If we allow ourselves to grow beyond our fallen definition of prayer and seek divine wisdom, we receive a very different understanding of prayer. Prayer is about communion with God, about speaking and listening to him. Prayer is about being with God. It’s about being taught by him and learning his ways.

While the heart of prayer is union with God, petition and supplication are a part of prayer. It’s good for us to ask God for what we need. There are times in which what we ask for is in accord with God’s will. Just as there are times when God’s will points us in a different direction from what we ask of him. Our task is to accept the answer he gives, whether it matches our request or not.

With this understanding, we can rejoice in prayer knowing that the outcome is not our responsibility. All will end well by God’s providence.

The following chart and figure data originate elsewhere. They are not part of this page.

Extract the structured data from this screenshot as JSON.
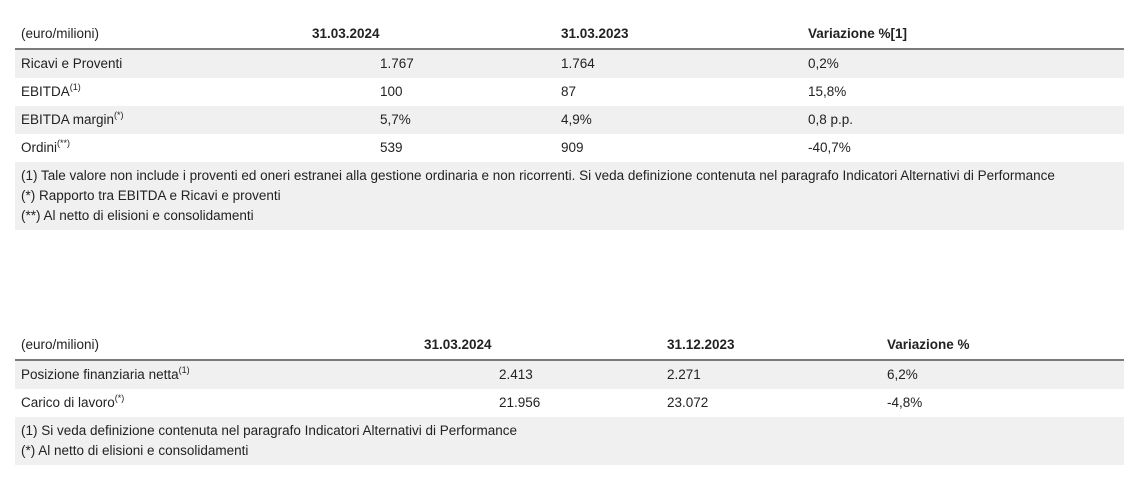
{
  "table1": {
    "header": [
      "(euro/milioni)",
      "31.03.2024",
      "31.03.2023",
      "Variazione %[1]"
    ],
    "rows": [
      {
        "label": "Ricavi e Proventi",
        "sup": "",
        "v1": "1.767",
        "v2": "1.764",
        "v3": "0,2%"
      },
      {
        "label": "EBITDA",
        "sup": "(1)",
        "v1": "100",
        "v2": "87",
        "v3": "15,8%"
      },
      {
        "label": "EBITDA margin",
        "sup": "(*)",
        "v1": "5,7%",
        "v2": "4,9%",
        "v3": "0,8 p.p."
      },
      {
        "label": "Ordini",
        "sup": "(**)",
        "v1": "539",
        "v2": "909",
        "v3": "-40,7%"
      }
    ],
    "notes": [
      "(1) Tale valore non include i proventi ed oneri estranei alla gestione ordinaria e non ricorrenti. Si veda definizione contenuta nel paragrafo Indicatori Alternativi di Performance",
      "(*) Rapporto tra EBITDA e Ricavi e proventi",
      "(**) Al netto di elisioni e consolidamenti"
    ]
  },
  "table2": {
    "header": [
      "(euro/milioni)",
      "31.03.2024",
      "31.12.2023",
      "Variazione %"
    ],
    "rows": [
      {
        "label": "Posizione finanziaria netta",
        "sup": "(1)",
        "v1": "2.413",
        "v2": "2.271",
        "v3": "6,2%"
      },
      {
        "label": "Carico di lavoro",
        "sup": "(*)",
        "v1": "21.956",
        "v2": "23.072",
        "v3": "-4,8%"
      }
    ],
    "notes": [
      "(1) Si veda definizione contenuta nel paragrafo Indicatori Alternativi di Performance",
      "(*) Al netto di elisioni e consolidamenti"
    ]
  }
}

The Catechism of the Catholic Church records times in which the Lord Jesus answered prayers during his public ministry: “Prayer to Jesus is answered by him already during his ministry, through signs that anticipate the power of his death and Resurrection: Jesus hears the prayer of faith, expressed in words (the leper, Jairus, the Canaanite woman, the good thief) or in silence (the bearers of the paralytic, the woman with a hemorrhage who touches his clothes, the tears and ointment of the sinful woman).”

The Catechism is keen to stress that the answered prayers of the Lord Jesus during his earthly ministry were all in service to the Resurrection. The prayers were answered according to the requests of the petitioner so that these answered prayers could “anticipate the power of His death and Resurrection.”

Miracles, signs, wonders, and healings are all in service to the Resurrection, as the promise and hope for eternal life. God’s perspective is eternal. When things are given to us in this life, they are meant to point us to eternal things.

The Catechism continues by pointing out: “The urgent request of the blind men, ‘Have mercy on us, Son of David’ or ‘Jesus, Son of David, have mercy on me!’ has been renewed in the traditional prayer to Jesus known as the Jesus Prayer: ‘Lord Jesus Christ, Son of God, have mercy on me, a sinner!’”

Here again the blind men are healed and given their sight as a sign of the validity and credibility of God’s mercy. The earthly blessing is meant to direct us to the heavenly blessing.

Understandably, we focus on the things of this world, but God and his actions among us are constantly trying to guide us to see heavenly things and to approach the things of this world from the light of eternity.

The Catechism isn’t done with this point and explains further: “Healing infirmities or forgiving sins, Jesus always responds to a prayer offered in faith: ‘Your faith has made you well; go in peace.’”

It is faith that must be nourished since it is faith that allows us to see everlasting realities. Faith allows us to see things from the perspective of God. And so, healings are given so that faith might be strengthened and encouraged. The healing isn’t given as a good in itself. It is in service to faith and its work in opening up an eternal horizon to us.

On this point, the Catechism quotes the Doctor of Grace: “St. Augustine wonderfully summarizes the three dimensions of Jesus’ prayer: ‘He prays for us as our priest, prays in us as our Head, and is prayed to by us as our God. Therefore let us acknowledge our voice in him and his in us.’”

Saint Augustine shows us the different aspects of prayer and the ways in which the Lord Jesus desires to work in us and through us. The focus is the transformation of our minds and hearts to the heavenly realities of life. Eternity is the goal. The Lord, therefore, comes to us as priest. He is our head. And he is our God.

As priest, head, and God, he invites us to pray in him. Our voice is spoken in him and – to our great amazement – His voice is spoken in us. In this exchange, we enter into a union with him. Such a union begins here and reaches fulfillment in heaven.